Kinder, welche sich normal entwickeln, erreichen mit 18 Monaten die 50-Wort-Marke, sprechen einfache Sätze mit zwei Jahren und haben ab fünf Jahren wenig Probleme mit der Verständigung. Überall, auf der ganzen Welt. Auch in Ländern mit schwierigen Sprachen.
Wir haben alle schon einmal eine Sprache gelernt. Oft behauptet man zwar, dass die Muttersprache nicht zählt, aber niemand kann leugnen, sie gelernt zu haben. Natürlich mag das soziale Umfeld eine Rolle spielen, wenn es darum geht, wie weit man es mit der Sprache bringt, aber das Talent sie zu lernen, hatten wir alle.

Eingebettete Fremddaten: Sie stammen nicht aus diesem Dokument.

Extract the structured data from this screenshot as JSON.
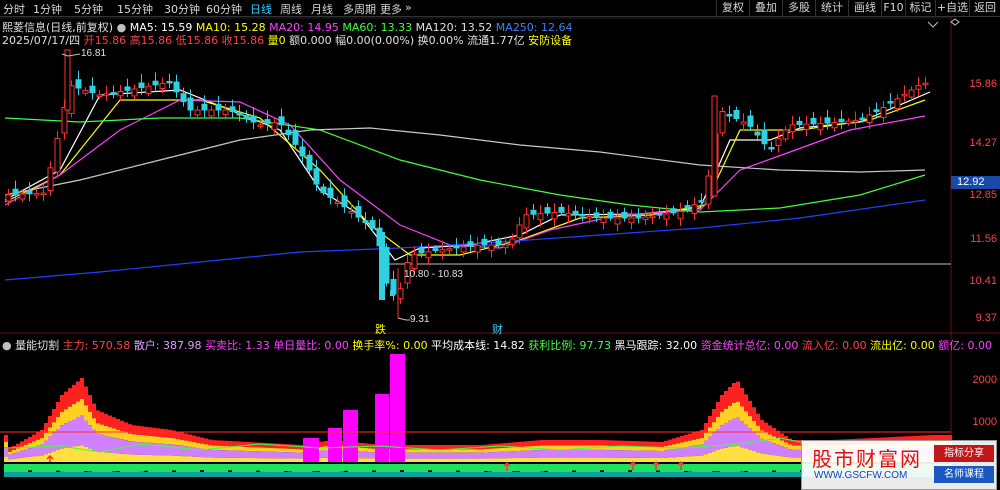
{
  "toolbar": {
    "periods": [
      "分时",
      "1分钟",
      "5分钟",
      "15分钟",
      "30分钟",
      "60分钟",
      "日线",
      "周线",
      "月线",
      "多周期",
      "更多"
    ],
    "active_period": "日线",
    "right_buttons": [
      "复权",
      "叠加",
      "多股",
      "统计",
      "画线",
      "F10",
      "标记",
      "+自选",
      "返回"
    ]
  },
  "main_chart": {
    "stock_title": "熙菱信息(日线,前复权)",
    "ma_labels": [
      {
        "text": "MA5: 15.59",
        "color": "#ffffff"
      },
      {
        "text": "MA10: 15.28",
        "color": "#ffff00"
      },
      {
        "text": "MA20: 14.95",
        "color": "#ff40ff"
      },
      {
        "text": "MA60: 13.33",
        "color": "#40ff40"
      },
      {
        "text": "MA120: 13.52",
        "color": "#e0e0e0"
      },
      {
        "text": "MA250: 12.64",
        "color": "#4080ff"
      }
    ],
    "date_info": "2025/07/17/四",
    "ohlc": [
      {
        "text": "开15.86",
        "color": "#ff4040"
      },
      {
        "text": "高15.86",
        "color": "#ff4040"
      },
      {
        "text": "低15.86",
        "color": "#ff4040"
      },
      {
        "text": "收15.86",
        "color": "#ff4040"
      },
      {
        "text": "量0",
        "color": "#ffff00"
      },
      {
        "text": "额0.000",
        "color": "#e0e0e0"
      },
      {
        "text": "幅0.00(0.00%)",
        "color": "#e0e0e0"
      },
      {
        "text": "换0.00%",
        "color": "#e0e0e0"
      },
      {
        "text": "流通1.77亿",
        "color": "#e0e0e0"
      }
    ],
    "industry": "安防设备",
    "price_labels": [
      "15.86",
      "14.27",
      "12.85",
      "11.56",
      "10.41",
      "9.37"
    ],
    "current_price": "12.92",
    "annotations": {
      "high": "16.81",
      "low": "9.31",
      "range": "10.80 - 10.83"
    },
    "markers": [
      {
        "text": "跌",
        "color": "#ffff00"
      },
      {
        "text": "财",
        "color": "#30d0ff"
      }
    ]
  },
  "indicator": {
    "name": "量能切割",
    "values": [
      {
        "text": "主力: 570.58",
        "color": "#ff4040"
      },
      {
        "text": "散户: 387.98",
        "color": "#e0a0ff"
      },
      {
        "text": "买卖比: 1.33",
        "color": "#ff40ff"
      },
      {
        "text": "单日量比: 0.00",
        "color": "#ff40ff"
      },
      {
        "text": "换手率%: 0.00",
        "color": "#ffff00"
      },
      {
        "text": "平均成本线: 14.82",
        "color": "#ffffff"
      },
      {
        "text": "获利比例: 97.73",
        "color": "#40ff40"
      },
      {
        "text": "黑马跟踪: 32.00",
        "color": "#ffffff"
      },
      {
        "text": "资金统计总亿: 0.00",
        "color": "#ff40ff"
      },
      {
        "text": "流入亿: 0.00",
        "color": "#ff4040"
      },
      {
        "text": "流出亿: 0.00",
        "color": "#ffff00"
      },
      {
        "text": "额亿: 0.00",
        "color": "#ff40ff"
      }
    ],
    "axis_labels": [
      "2000",
      "1000"
    ]
  },
  "watermark": {
    "title": "股市财富网",
    "url": "WWW.GSCFW.COM",
    "button1": "指标分享",
    "button2": "名师课程"
  },
  "colors": {
    "up": "#ff3030",
    "down": "#30d0e0",
    "background": "#000000",
    "accent": "#30d0ff"
  }
}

Denkt man an Kinder, die aus anderen Ländern adoptiert wurden oder immigriert sind, kann man den Unterschied zum einheimischen Akzent bald nicht mehr feststellen. Wäre ich als Kind von Iranern adoptiert worden, spräche ich heute perfektes Farsi und zwar ohne schweizerdeutschen Akzent. Im menschlichen Gehirn ist keine bestimmte Sprache eingebaut. Was genetisch veranlagt ist, ist die Fähigkeit zu lernen und das Sprechen-Werkzeug, also die Stimmbänder, Zunge und alle anderen Sprechorgane. Das ist aber auch schon alles. Trotzdem klingt meine anfängliche Behauptung, es gäbe überhaupt gar kein Talent zum Fremdspracherwerb, unglaubwürdig. Deshalb versuche ich einen anthropologischen Ansatz. Nun bin ich weder Anthropologe noch Biologe noch Soziologe, aber ich gebe mein Bestes.

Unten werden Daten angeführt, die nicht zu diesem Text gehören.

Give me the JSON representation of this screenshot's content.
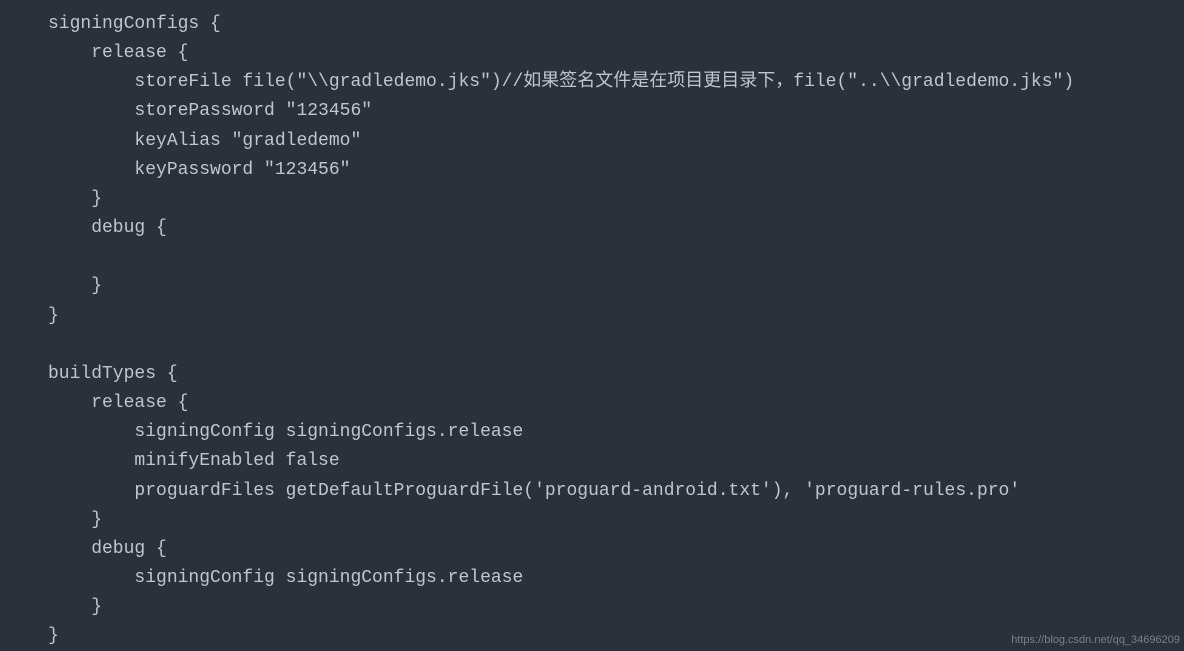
{
  "code": {
    "lines": [
      "signingConfigs {",
      "    release {",
      "        storeFile file(\"\\\\gradledemo.jks\")//如果签名文件是在项目更目录下，file(\"..\\\\gradledemo.jks\")",
      "        storePassword \"123456\"",
      "        keyAlias \"gradledemo\"",
      "        keyPassword \"123456\"",
      "    }",
      "    debug {",
      "",
      "    }",
      "}",
      "",
      "buildTypes {",
      "    release {",
      "        signingConfig signingConfigs.release",
      "        minifyEnabled false",
      "        proguardFiles getDefaultProguardFile('proguard-android.txt'), 'proguard-rules.pro'",
      "    }",
      "    debug {",
      "        signingConfig signingConfigs.release",
      "    }",
      "}"
    ]
  },
  "watermark": "https://blog.csdn.net/qq_34696209"
}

Der Schlüssel für das Überleben der menschlichen Rasse liegt in der Fähigkeit zu lernen. Wir haben keine Krallen oder Fänge, wir können nicht fliegen, superschnell rennen können wir auch nicht und die Säbelzahntiger der Steinzeit liessen sich nicht von schlechtem Atem vertreiben. Also suchten die frühen Menschen Schutz in der Gruppe. Und wie jedes Lebewesen, das in Rudeln, Meuten, Herden, Schulen oder Familien lebt, mussten wir uns miteinander verständigen. Hunde verständigen sich über Körpersprache, Bienen drücken sich in geheimnisvollen Tanzmustern aus, Ameisen versprühen Geruchspheromone, Menschen sprechen. Der Wille, sich mit anderen zu verständigen ist angeboren, also ein Instinkt und ein Instinkt ist ein Werkzeug, das einem die Natur zum Überleben mitgibt.

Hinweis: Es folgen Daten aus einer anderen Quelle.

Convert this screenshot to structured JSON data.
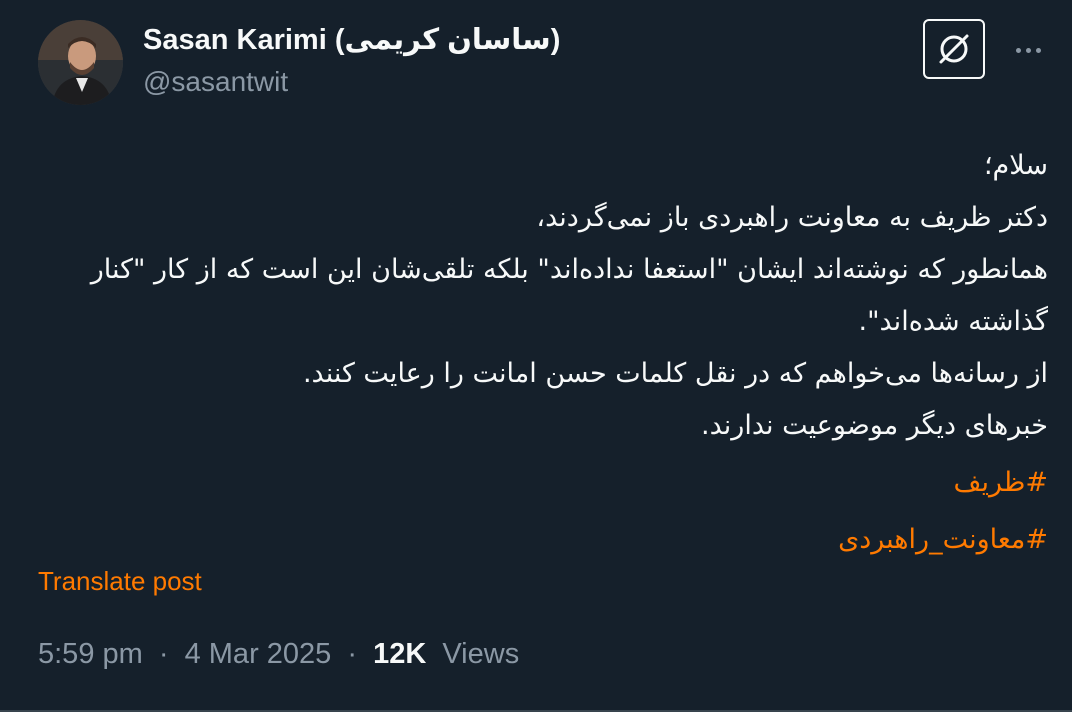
{
  "author": {
    "display_name": "Sasan Karimi (ساسان کریمی)",
    "handle": "@sasantwit"
  },
  "icons": {
    "avatar": "profile-photo",
    "grok": "grok-icon",
    "more": "more-options-icon"
  },
  "post": {
    "lines": [
      "سلام؛",
      "دکتر ظریف به معاونت راهبردی باز نمی‌گردند،",
      "همانطور که نوشته‌اند ایشان \"استعفا نداده‌اند\" بلکه تلقی‌شان این است که از کار \"کنار گذاشته شده‌اند\".",
      "از رسانه‌ها می‌خواهم که در نقل کلمات حسن امانت را رعایت کنند.",
      "خبرهای دیگر موضوعیت ندارند."
    ],
    "hashtags": [
      "#ظریف",
      "#معاونت_راهبردی"
    ]
  },
  "translate_label": "Translate post",
  "meta": {
    "time": "5:59 pm",
    "date": "4 Mar 2025",
    "separator": "·",
    "views_count": "12K",
    "views_label": "Views"
  },
  "colors": {
    "background": "#15202b",
    "accent": "#ff7a00",
    "text_primary": "#f7f9f9",
    "text_secondary": "#8b98a5"
  }
}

Angenommen, ein junger Wolf kann sich nicht mit seinem Rudel verständigen. Im spielerischen Herumbalgen mit den Geschwistern bietet der Schwächere die Kehle an. Unser Wolf kann die Körpersprache nicht interpretieren. Er beisst zu. So richtig fest. Unser Wolf ist gefährlich für den Fortbestand des Rudels. Er wird verstossen und auf sich selber gestellt, wird er bald sterben.